You can see the story yourself in Genesis 37-50 to get all the details – if you do not know the story already, you will not regret reading it. It’s one of the longest and most picturesque narratives of the Bible, so I do not really even have the space here to summarize it. But I do want to tell you about a particular part of Joseph’s life. Joseph was a favorite of his dad, hated by his brothers, sold into slavery, accused of rape, a prisoner, an interpreter of dreams, a savior of his people, and leader of the known world, but when Joseph is mentioned in Hebrews 11, the chapter that records many people known and commended for their faith, this is what it says: By faith Joseph, at the end of his life, made mention of the exodus of the Israelites and gave directions concerning his bones (Hebrews 11:22).

What?? Of all the things Joseph endured and accomplished, this is what the writer of Hebrews praises Joseph for?
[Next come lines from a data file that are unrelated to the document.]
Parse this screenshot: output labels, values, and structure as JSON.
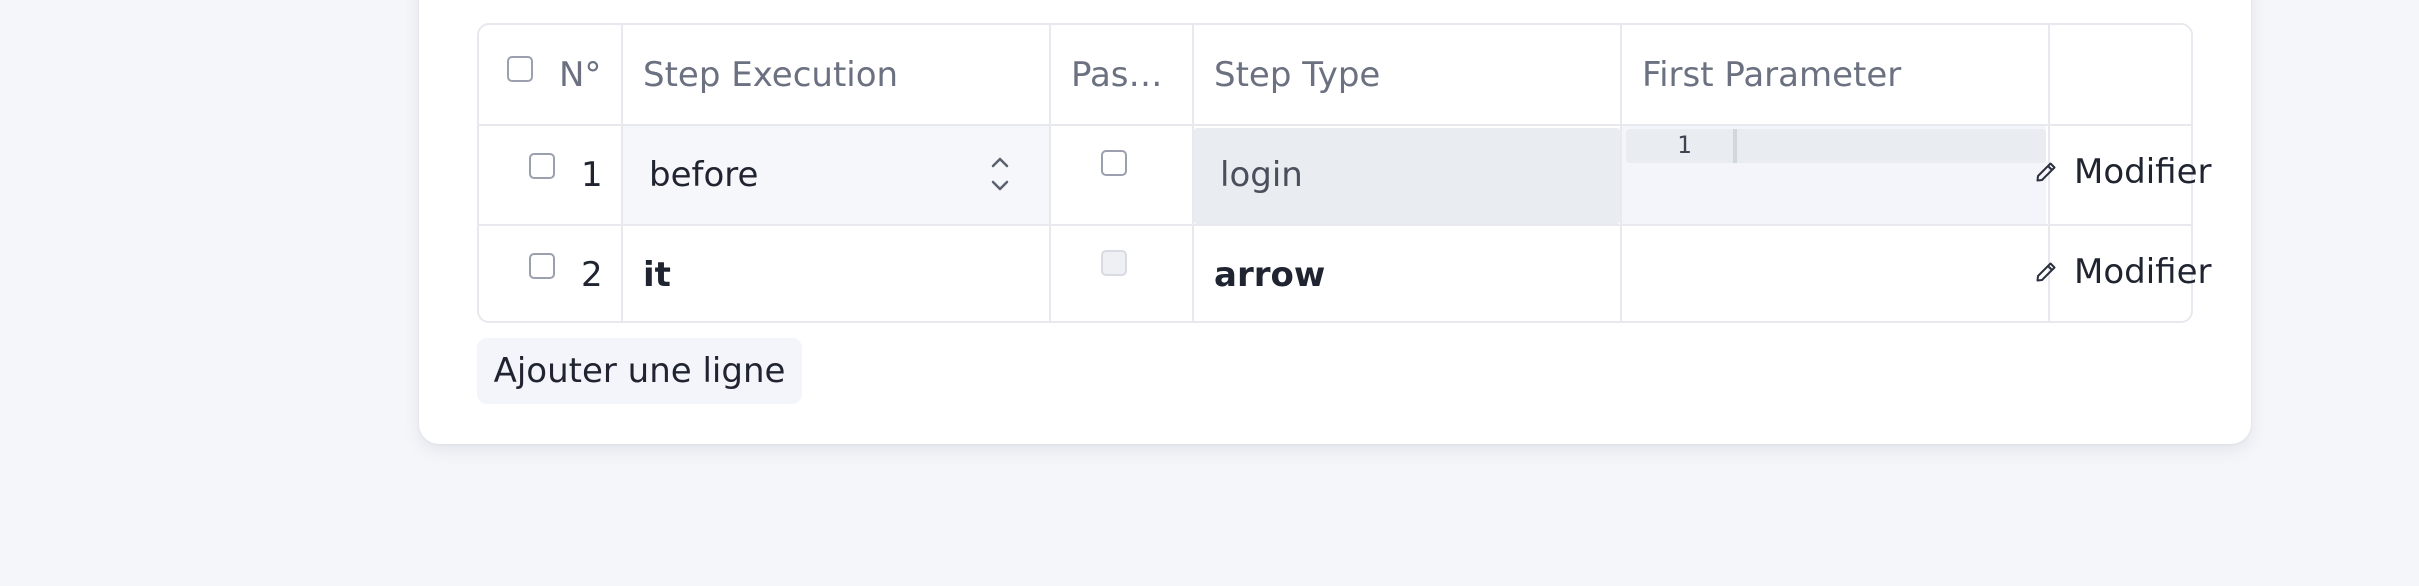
{
  "table": {
    "headers": {
      "number": "N°",
      "step_execution": "Step Execution",
      "pass": "Pas…",
      "step_type": "Step Type",
      "first_parameter": "First Parameter"
    },
    "rows": [
      {
        "number": "1",
        "step_execution": "before",
        "step_type": "login",
        "editor_line_number": "1",
        "action_label": "Modifier"
      },
      {
        "number": "2",
        "step_execution": "it",
        "step_type": "arrow",
        "action_label": "Modifier"
      }
    ]
  },
  "add_row_label": "Ajouter une ligne",
  "icons": {
    "select_arrows": "chevron-up-down-icon",
    "edit": "pencil-icon"
  },
  "colors": {
    "page_background": "#f5f6fa",
    "card_background": "#ffffff",
    "border": "#e7e9ee",
    "header_text": "#6b7180",
    "body_text": "#1f2430"
  }
}
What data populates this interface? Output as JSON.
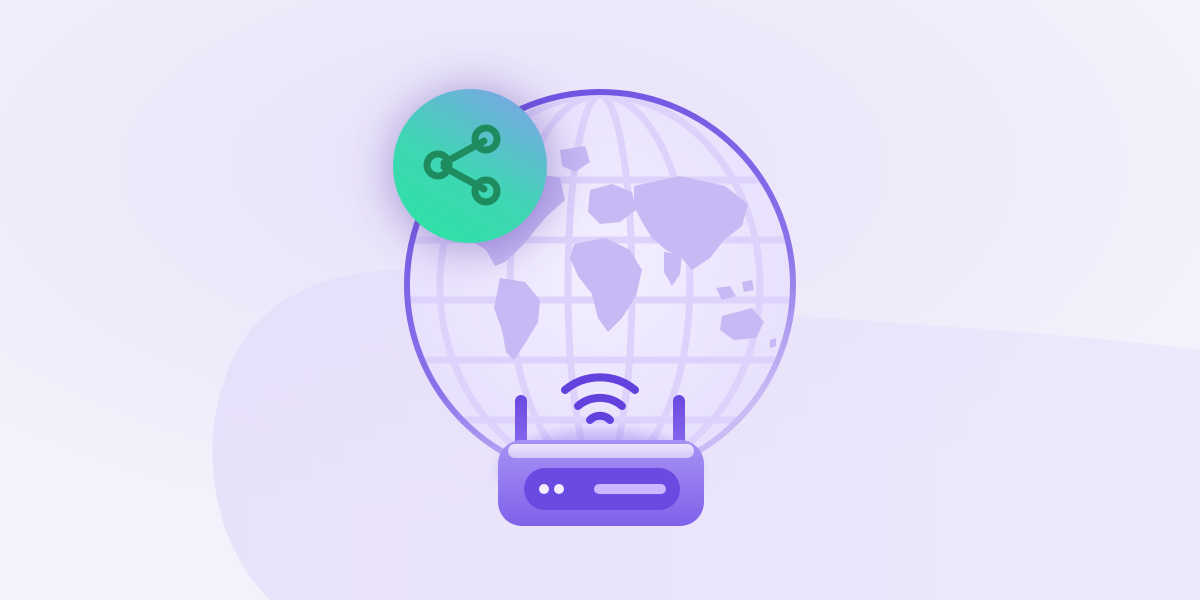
{
  "scene": {
    "background_color": "#f1eefb",
    "accent_colors": {
      "globe_ring": "#6a4de0",
      "globe_fill": "#ece6fd",
      "continents": "#c7b9f3",
      "router_body": "#8f72ee",
      "router_panel": "#6a4ae0",
      "router_indicator": "#c9b8ff",
      "wifi_waves": "#6241dd",
      "share_badge_top": "#7aa6e6",
      "share_badge_bottom": "#2ee1a6",
      "share_icon_stroke": "#1e8c5f"
    },
    "icons": [
      "share-icon",
      "globe-icon",
      "router-icon",
      "wifi-icon"
    ]
  }
}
Mentioning the Israelites leaving Egypt and telling them what to do with his bones? Why does that rate being in the same category with those who conquered kingdoms or left all they knew or were beaten or killed? Joseph was abused, mistreated, forgotten, and used mightily by God, but here in Hebrews, none of that is recognized. What was it about Joseph’s words that revealed such faith?

When Joseph was about to die, he told his family that God will bring them out of Egypt and into the land that He promised Abraham, Isaac, and Jacob, and because he knew God would one day do this, Joseph wanted to be part of it and made his family swear that they would carry his bones with them to the Promised Land.
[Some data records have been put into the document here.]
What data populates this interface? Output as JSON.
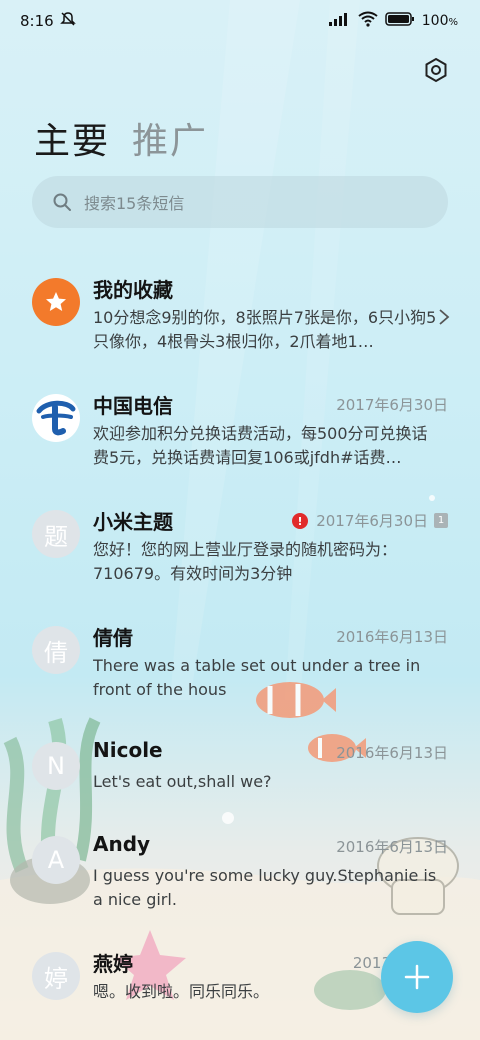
{
  "status_bar": {
    "time": "8:16",
    "battery": "100"
  },
  "tabs": [
    {
      "label": "主要",
      "active": true
    },
    {
      "label": "推广",
      "active": false
    }
  ],
  "search": {
    "placeholder": "搜索15条短信"
  },
  "conversations": [
    {
      "name": "我的收藏",
      "date": "",
      "preview": "10分想念9别的你，8张照片7张是你，6只小狗5只像你，4根骨头3根归你，2爪着地1…",
      "avatar": "star-icon",
      "avatar_color": "#f37a2b"
    },
    {
      "name": "中国电信",
      "date": "2017年6月30日",
      "preview": "欢迎参加积分兑换话费活动，每500分可兑换话费5元，兑换话费请回复106或jfdh#话费…",
      "avatar": "china-telecom-logo-icon"
    },
    {
      "name": "小米主题",
      "date": "2017年6月30日",
      "preview": "您好！您的网上营业厅登录的随机密码为：710679。有效时间为3分钟",
      "avatar_text": "题",
      "sim": "1"
    },
    {
      "name": "倩倩",
      "date": "2016年6月13日",
      "preview": "There was a table set out under a tree in front of the hous",
      "avatar_text": "倩"
    },
    {
      "name": "Nicole",
      "date": "2016年6月13日",
      "preview": "Let's eat out,shall we?",
      "avatar_text": "N"
    },
    {
      "name": "Andy",
      "date": "2016年6月13日",
      "preview": "I guess you're some lucky guy.Stephanie is a nice girl.",
      "avatar_text": "A"
    },
    {
      "name": "燕婷",
      "date": "2013年",
      "preview": "嗯。收到啦。同乐同乐。",
      "avatar_text": "婷"
    }
  ],
  "colors": {
    "accent": "#5cc6e6",
    "alert": "#e12b2b",
    "favorite": "#f37a2b"
  }
}
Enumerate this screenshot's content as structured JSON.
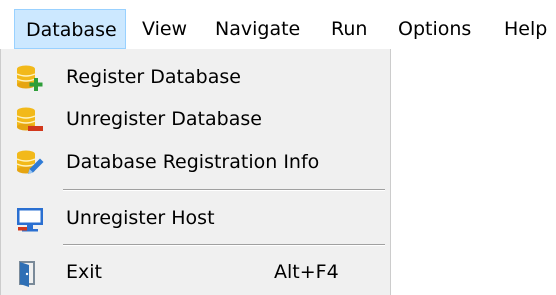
{
  "menubar": {
    "items": [
      {
        "label": "Database"
      },
      {
        "label": "View"
      },
      {
        "label": "Navigate"
      },
      {
        "label": "Run"
      },
      {
        "label": "Options"
      },
      {
        "label": "Help"
      }
    ]
  },
  "dropdown": {
    "items": [
      {
        "label": "Register Database",
        "icon": "database-add-icon"
      },
      {
        "label": "Unregister Database",
        "icon": "database-remove-icon"
      },
      {
        "label": "Database Registration Info",
        "icon": "database-edit-icon"
      },
      {
        "label": "Unregister Host",
        "icon": "monitor-icon"
      },
      {
        "label": "Exit",
        "shortcut": "Alt+F4",
        "icon": "exit-door-icon"
      }
    ]
  },
  "colors": {
    "active_menu_bg": "#cce8ff",
    "dropdown_bg": "#f0f0f0",
    "database_icon": "#f2b91a",
    "add_sign": "#2e9e3a",
    "remove_sign": "#d2381c",
    "edit_pencil": "#2f7bd6",
    "monitor": "#2a6fd1"
  }
}
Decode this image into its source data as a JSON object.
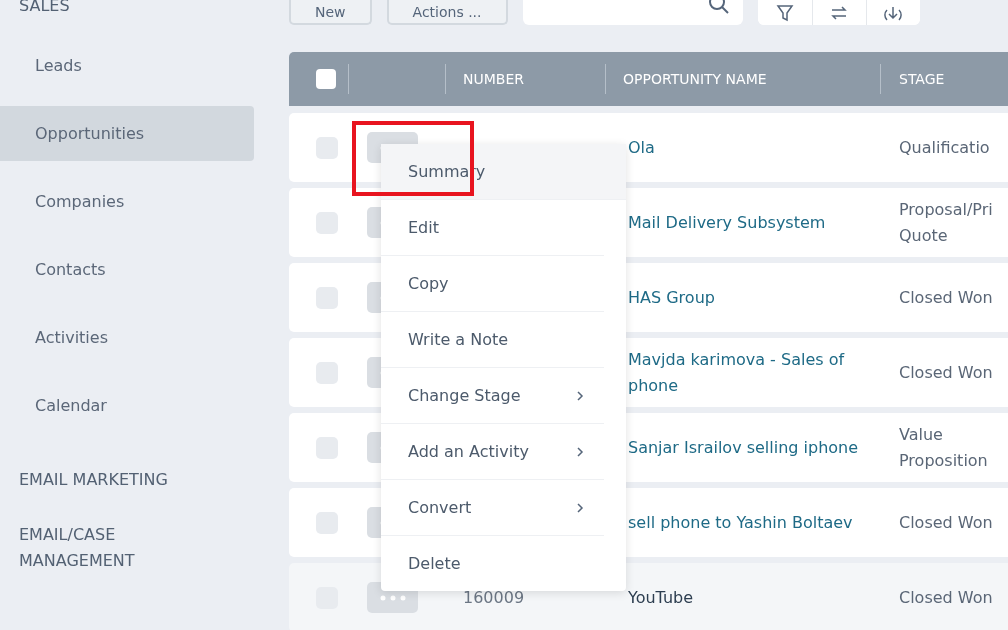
{
  "sidebar": {
    "sections": [
      {
        "title": "SALES",
        "items": [
          {
            "label": "Leads",
            "selected": false
          },
          {
            "label": "Opportunities",
            "selected": true
          },
          {
            "label": "Companies",
            "selected": false
          },
          {
            "label": "Contacts",
            "selected": false
          },
          {
            "label": "Activities",
            "selected": false
          },
          {
            "label": "Calendar",
            "selected": false
          }
        ]
      },
      {
        "title": "EMAIL MARKETING"
      },
      {
        "title": "EMAIL/CASE MANAGEMENT"
      }
    ]
  },
  "toolbar": {
    "buttons": [
      "New",
      "Actions ..."
    ]
  },
  "table": {
    "header_checkbox": {
      "checked": false
    },
    "columns": [
      "NUMBER",
      "OPPORTUNITY NAME",
      "STAGE"
    ],
    "rows": [
      {
        "number": "",
        "name": "Ola",
        "stage": "Qualificatio",
        "checked": false,
        "hovered": false
      },
      {
        "number": "",
        "name": "Mail Delivery Subsystem",
        "stage": "Proposal/Pri Quote",
        "checked": false,
        "hovered": false
      },
      {
        "number": "",
        "name": "HAS Group",
        "stage": "Closed Won",
        "checked": false,
        "hovered": false
      },
      {
        "number": "",
        "name": "Mavjda karimova - Sales of phone",
        "stage": "Closed Won",
        "checked": false,
        "hovered": false
      },
      {
        "number": "",
        "name": "Sanjar Israilov selling iphone",
        "stage": "Value Proposition",
        "checked": false,
        "hovered": false
      },
      {
        "number": "",
        "name": "sell phone to Yashin Boltaev",
        "stage": "Closed Won",
        "checked": false,
        "hovered": false
      },
      {
        "number": "160009",
        "name": "YouTube",
        "stage": "Closed Won",
        "checked": false,
        "hovered": true
      }
    ]
  },
  "context_menu": {
    "items": [
      {
        "label": "Summary",
        "submenu": false,
        "selected": true,
        "annotated": true
      },
      {
        "label": "Edit",
        "submenu": false,
        "selected": false,
        "annotated": false
      },
      {
        "label": "Copy",
        "submenu": false,
        "selected": false,
        "annotated": false
      },
      {
        "label": "Write a Note",
        "submenu": false,
        "selected": false,
        "annotated": false
      },
      {
        "label": "Change Stage",
        "submenu": true,
        "selected": false,
        "annotated": false
      },
      {
        "label": "Add an Activity",
        "submenu": true,
        "selected": false,
        "annotated": false
      },
      {
        "label": "Convert",
        "submenu": true,
        "selected": false,
        "annotated": false
      },
      {
        "label": "Delete",
        "submenu": false,
        "selected": false,
        "annotated": false
      }
    ]
  }
}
The Promised Land looked further away now than before – none of the Israelites were in the land now, and it would be over 300 more years until God sent Moses. I don’t know if by the time of Joseph’s death, the Israelites were already coming under oppression or if they were just so entrenched in Egypt that they could not get out, but it seems they couldn’t. But Joseph knew one day they would. God had promised, and Joseph believed. The last verse of Genesis says that Joseph was embalmed and placed in a coffin in Egypt.
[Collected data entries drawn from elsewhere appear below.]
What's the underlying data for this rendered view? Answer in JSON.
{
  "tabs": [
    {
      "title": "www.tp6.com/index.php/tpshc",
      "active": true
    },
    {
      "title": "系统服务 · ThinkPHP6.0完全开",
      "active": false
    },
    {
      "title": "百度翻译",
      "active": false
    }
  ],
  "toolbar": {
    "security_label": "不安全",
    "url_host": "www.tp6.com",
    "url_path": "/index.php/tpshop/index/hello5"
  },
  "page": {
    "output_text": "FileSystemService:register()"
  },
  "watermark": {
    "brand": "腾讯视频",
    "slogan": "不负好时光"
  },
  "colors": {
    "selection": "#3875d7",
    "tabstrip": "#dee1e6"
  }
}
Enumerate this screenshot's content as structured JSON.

His faith was so strong that it was passed down from generation to generation. Moses records in the book of Exodus that he brought the bones of Joseph with him out of Egypt because Joseph had made the Israelites swear that they would. So Joseph, most likely in a King Tut-like coffin, was carried across the Red Sea, all around the wilderness for forty years, and then, finally, into the Promised Land, where, according to the very end of the book of Joshua, he was buried in the burial plot of his father, Jacob.

Roland Unger | Wikipedia
(King Tut’s Funerary Mask by Roland Unger | Wikipedia)

Joseph died before God completely fulfilled His promise – and so did Abraham, Moses, Samson, the prophets, and all the others in the chapter of faith, but Joseph had seen God’s goodness in his life and knew God will one day soon come bring all His people into the place He has promised for him and for us.